La laryngotrachéite infectieuse peut se propager dans les élevages de volaille par transmission directe, notamment :

  • en mélangeant des oiseaux provenant de sources variées, en particulier dans les petits élevages
  • par transmission par voie aérienne
  • en utilisant des vaccins atténués (réaction progressive) ou une mauvaise technique d’administration du vaccin

Il peut aussi se propager indirectement par :

  • les oiseaux sauvages
  • les animaux de compagnie
  • les rongeurs et les insectes (mouches, ténébrions)
  • les personnes portant des bottes ou des vêtements contaminés ou dont les mains sont contaminées
  • des objets contaminés, comme :
    • des véhicules
    • de la litière
    • des cages
    • des plumes
    • des carcasses

Signes cliniques

La période d’incubation de la laryngotrachéite infectieuse est de 6 à 12 jours. Une portion de 5 % à 80 % du troupeau peut devenir malade et les oiseaux infectés meurent généralement. Certains oiseaux se rétablissent dans un délai de 7 à 10 jours, mais demeurent des sujets porteurs toute leur vie durant. La mortalité au sein de l’élevage peut atteindre 20 % et la maladie peut persister au sein de l’élevage pour une période de 2 à 6 semaines.

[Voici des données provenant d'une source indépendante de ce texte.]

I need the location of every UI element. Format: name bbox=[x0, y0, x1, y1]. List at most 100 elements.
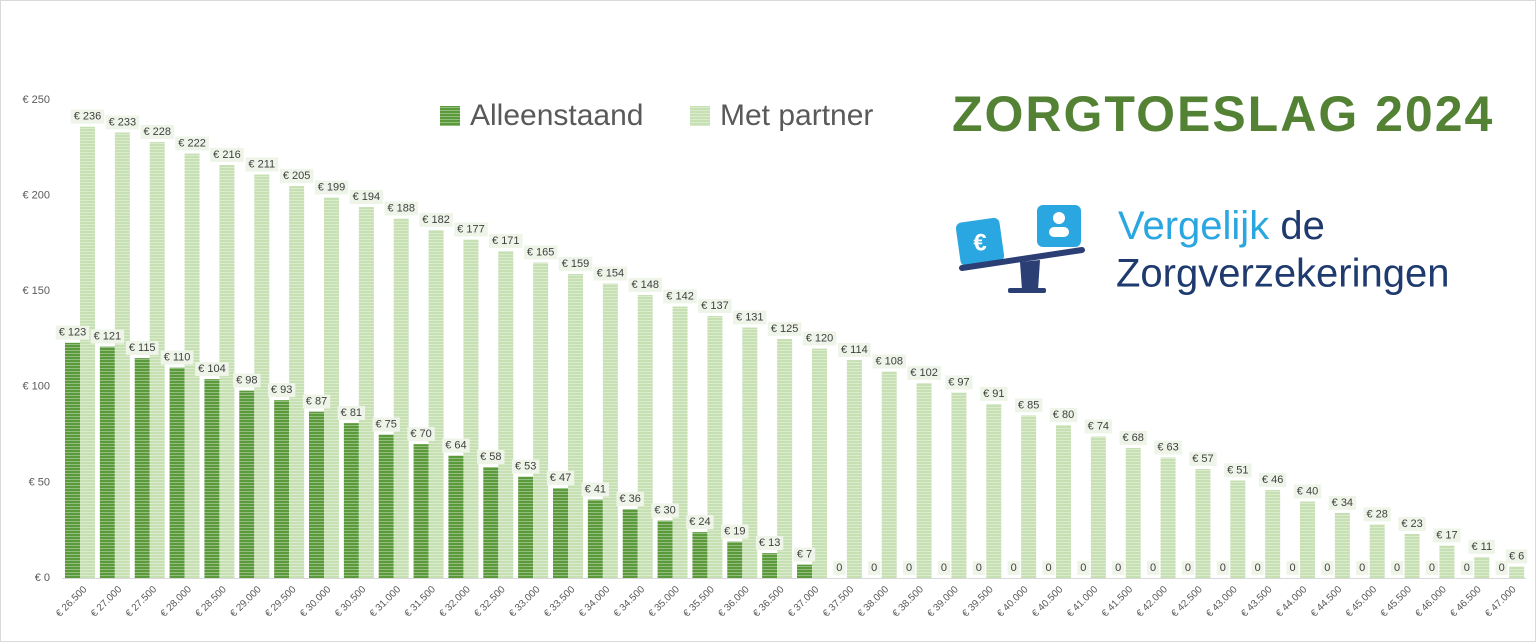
bar bbox=[1195, 469, 1211, 578]
value-label-box bbox=[1391, 560, 1404, 575]
value-label-box bbox=[616, 492, 644, 507]
value-label-box bbox=[755, 536, 784, 551]
bar bbox=[65, 342, 80, 578]
value-label-box bbox=[175, 136, 209, 151]
value-label: € 102 bbox=[910, 367, 938, 379]
value-label: 0 bbox=[906, 562, 912, 574]
value-label: € 7 bbox=[797, 549, 812, 561]
value-label-box bbox=[546, 471, 575, 486]
bar bbox=[343, 423, 359, 578]
value-label: € 131 bbox=[736, 311, 764, 323]
value-label-box bbox=[349, 189, 384, 204]
value-label: € 70 bbox=[410, 428, 431, 440]
bar bbox=[149, 142, 165, 578]
value-label: € 46 bbox=[1262, 474, 1283, 486]
value-label-box bbox=[868, 560, 881, 575]
y-tick-label: € 150 bbox=[22, 285, 50, 297]
value-label: € 125 bbox=[771, 323, 799, 335]
bar bbox=[428, 230, 444, 579]
logo-word: de bbox=[1280, 204, 1325, 248]
logo-text: Vergelijk de bbox=[1118, 204, 1325, 248]
value-label-box bbox=[105, 115, 140, 130]
value-label: € 233 bbox=[109, 116, 137, 128]
bar bbox=[846, 360, 862, 578]
legend-swatch bbox=[440, 106, 460, 126]
value-label: € 85 bbox=[1018, 399, 1039, 411]
y-tick-label: € 250 bbox=[22, 94, 50, 106]
value-label-box bbox=[651, 503, 679, 518]
logo-icon-person bbox=[1049, 227, 1069, 237]
value-label: € 110 bbox=[164, 352, 191, 364]
bar bbox=[951, 392, 967, 578]
value-label: € 98 bbox=[236, 375, 257, 387]
value-label-box bbox=[1014, 398, 1043, 413]
value-label: € 165 bbox=[527, 246, 555, 258]
y-tick-label: € 0 bbox=[35, 572, 50, 584]
bar bbox=[533, 262, 549, 578]
bar bbox=[1439, 545, 1455, 578]
bar bbox=[1160, 457, 1176, 578]
value-label-box bbox=[1495, 560, 1508, 575]
bar bbox=[881, 371, 897, 578]
bar bbox=[742, 327, 758, 578]
bar bbox=[1230, 480, 1246, 578]
bar bbox=[358, 207, 374, 578]
bar bbox=[1300, 501, 1315, 578]
value-label: € 120 bbox=[806, 332, 834, 344]
value-label-box bbox=[1505, 549, 1528, 564]
value-label: 0 bbox=[1499, 562, 1505, 574]
value-label: € 236 bbox=[74, 111, 102, 123]
bar bbox=[324, 197, 339, 578]
value-label: € 17 bbox=[1436, 529, 1457, 541]
value-label: € 93 bbox=[271, 384, 292, 396]
value-label-box bbox=[1468, 539, 1496, 554]
value-label-box bbox=[802, 331, 837, 346]
chart-title: ZORGTOESLAG 2024 bbox=[952, 86, 1494, 142]
value-label: € 114 bbox=[841, 344, 868, 356]
value-label-box bbox=[477, 450, 505, 465]
value-label: € 30 bbox=[654, 505, 675, 517]
value-label-box bbox=[1258, 472, 1287, 487]
value-label-box bbox=[454, 222, 488, 237]
value-label-box bbox=[489, 233, 523, 248]
bar bbox=[1090, 436, 1106, 578]
value-label: € 63 bbox=[1157, 441, 1178, 453]
bar bbox=[692, 532, 708, 578]
value-label-box bbox=[628, 277, 662, 292]
value-label-box bbox=[663, 289, 697, 304]
bar bbox=[1474, 556, 1490, 578]
value-label-box bbox=[837, 342, 871, 357]
value-label: 0 bbox=[836, 562, 842, 574]
bar bbox=[1404, 534, 1420, 578]
bar bbox=[483, 467, 499, 578]
logo-icon-text: € bbox=[973, 229, 986, 256]
value-label-box bbox=[419, 212, 453, 227]
value-label: € 97 bbox=[948, 376, 969, 388]
value-label-box bbox=[937, 560, 950, 575]
value-label-box bbox=[279, 168, 314, 183]
value-label: € 41 bbox=[585, 484, 606, 496]
value-label: € 53 bbox=[515, 461, 536, 473]
value-label: 0 bbox=[1045, 562, 1051, 574]
legend-swatch bbox=[690, 106, 710, 126]
value-label-box bbox=[314, 180, 349, 195]
value-label-box bbox=[1181, 560, 1194, 575]
value-label-box bbox=[160, 350, 194, 365]
value-label: 0 bbox=[1080, 562, 1086, 574]
bar bbox=[1056, 425, 1071, 578]
value-label-box bbox=[1224, 463, 1252, 478]
legend-label: Alleenstaand bbox=[470, 99, 643, 132]
bar bbox=[568, 273, 583, 578]
value-label: € 222 bbox=[178, 137, 206, 149]
value-label: € 159 bbox=[562, 258, 590, 270]
value-label-box bbox=[70, 109, 105, 124]
value-label-box bbox=[980, 386, 1008, 401]
value-label: € 87 bbox=[306, 396, 327, 408]
bar bbox=[239, 390, 255, 578]
value-label-box bbox=[1321, 560, 1334, 575]
value-label: € 104 bbox=[198, 363, 226, 375]
value-label: € 188 bbox=[387, 202, 415, 214]
value-label: € 177 bbox=[457, 223, 485, 235]
bar bbox=[1125, 447, 1141, 578]
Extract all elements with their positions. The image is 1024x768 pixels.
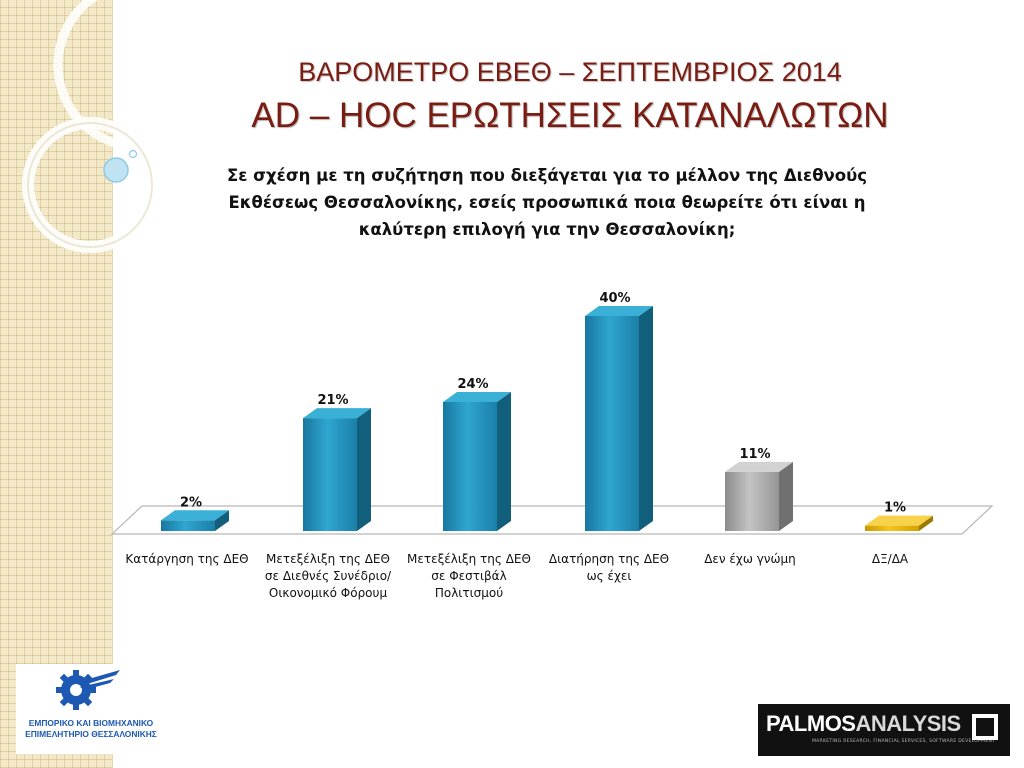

Les signes cliniques comprennent :

  • la difficulté à respirer ou une respiration très forte
  • l’étirement de la tête et du cou lors de la respiration
  • des secousses de la tête (pour expulser le mucus et le sang des voies respiratoires)
  • des taches de sang sur le bec et les plumes, ainsi que des yeux rouges et larmoyants
  • une diminution de la consommation d’aliments et d’eau
  • une baisse de la production d’œufs
  • des oiseaux qui se regroupent, sont moins actifs et ont des plumes ébouriffées

Critères diagnostiques

Un sujet présentant l’un des critères suivants sera diagnostiqué comme un cas suspecté, alors qu’il sera considéré comme un cas confirmé s’il en présente deux ou plus.

  • des lésions histologiques (corps d’inclusion intranucléaire)
  • des signes cliniques
  • un test PCR positif

Des trouvailles postmortem caractéristiques et des liens épidémiologiques sont également pris en compte.

Lutte contre la maladie

Biosécurité

  • Ne pas mélanger des élevages de poulet sensibles à des poulets précédemment infectés.
  • Le mélange d’oiseaux ne devrait être effectué qu’après l’obtention de l’historique complet des oiseaux et la certitude qu’il n’y a pas de sujet porteur de la laryngotrachéite infectieuse.
  • Maintenir des procédures d’assainissement par la désinfection du matériel, des bottes et des vêtements et l’élimination adéquate de la litière et des carcasses.
  • Discuter du déploiement d’un protocole adéquat de vaccination pour votre élevage avec votre vétérinaire.

Envois d’échantillons au Laboratoire d’hygiène vétérinaire

L’envoi d’échantillons au Laboratoire d’hygiène vétérinaire à des fins d’analyse devrait être représentatif de votre élevage. Si vous n’êtes pas familier avec le type d’échantillons devant être envoyés, posez la question à votre vétérinaire.

Le formulaire d’envoi devrait inclure les éléments suivants :

  • le type d’exploitation
  • le nombre d’oiseaux à risque
  • le nombre d’oiseaux touchés et les antécédents de vaccination

Envoyer les tissus de différents oiseaux dans des sacs Whirl-Pak bien scellés et étiquetés afin qu’ils soient distribués rapidement aux sections du laboratoire désignées. Pour l’histologie, utiliser coupes fixées au formol de la trachée, du larynx et des bronchioles. Pour isoler le virus de la laryngotrachéite infectieuse, la trachée et un poumon sont nécessaires.